Con la aparición de Dean Moriarty empezó la parte de mi vida que podría llamarse mi vida en la carretera. Antes de eso había fantaseado con cierta frecuencia en ir al Oeste para ver el país, siempre planeándolo vagamente y sin llevarlo a cabo nunca.
Dean es el tipo perfecto para la carretera porque de hecho había nacido en la carretera, cuando sus padres pasaban por Salt Lake City, en un viejo trasto, camino de Los Angeles.
Las primeras noticias suyas me llegaron a través de Chad King, que me enseñó unas cuantas cartas que Dean había escrito desde un reformatorio de Nuevo México. Las cartas me interesaron porque en ellas, y de modo ingenuo y simpático, le pedía a Chad que le enseñara todo lo posible sobre Nietzsche y las demás cosas maravillosamente intelectuales que Chad sabía. En cierta ocasión, Carlo y yo hablamos de las cartas y nos preguntamos si llegaríamos a conocer alguna vez al extraño Dean Moriarty... Luego, llegaron noticias de que Dean había salido del reformatorio y se dirigía a Nueva York por primera vez; también se decía que se acababa de casar con una chica llamada Marylou.

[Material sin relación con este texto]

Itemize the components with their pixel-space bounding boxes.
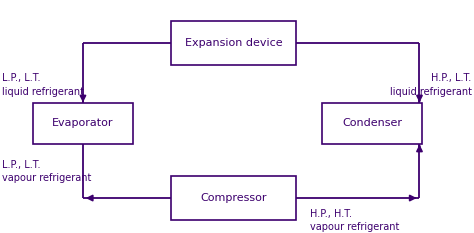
Text: Evaporator: Evaporator [52,119,114,128]
FancyBboxPatch shape [33,103,133,144]
Text: Compressor: Compressor [200,193,267,203]
Text: H.P., L.T.
liquid refrigerant: H.P., L.T. liquid refrigerant [390,73,472,97]
Text: L.P., L.T.
vapour refrigerant: L.P., L.T. vapour refrigerant [2,160,92,183]
FancyBboxPatch shape [171,21,296,65]
Text: Condenser: Condenser [342,119,402,128]
Text: L.P., L.T.
liquid refrigerant: L.P., L.T. liquid refrigerant [2,73,84,97]
FancyBboxPatch shape [171,176,296,220]
Text: H.P., H.T.
vapour refrigerant: H.P., H.T. vapour refrigerant [310,209,400,232]
FancyBboxPatch shape [322,103,422,144]
Text: Expansion device: Expansion device [185,38,282,48]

Un día yo andaba por el campus y Chad y Tim Gray me dijeron que Dean estaba en una habitación de mala muerte del Este de Harlem, el Harlem español.
Había llegado la noche antes, era la primera vez que venía a Nueva York, con su guapa y menuda Marylou; se apearon del autobús Greyhound en la calle Cincuenta y doblaron la esquina buscando un sitio donde comer y se encontraron con la cafetería de Héctor, y desde entonces la cafetería de Héctor siempre ha sido para Dean un gran símbolo de Nueva York.
Todo este tiempo Dean le decía a Marylou cosas como éstas: "Ahora, guapa, estamos en Nueva York y aunque no te he dicho todo lo que estaba pensando cuando cruzamos Missouri y especialmente en el momento en que pasamos junto al reformatorio de Booneville, que me recordó mi asunto de la cárcel, es absolutamente preciso que ahora pospongamos todas aquellas cosas referentes a nuestros asuntos amorosos personales y empecemos a hacer inmediatamente planes específicos de trabajo... y así seguía del modo en que era aquellos primeros días.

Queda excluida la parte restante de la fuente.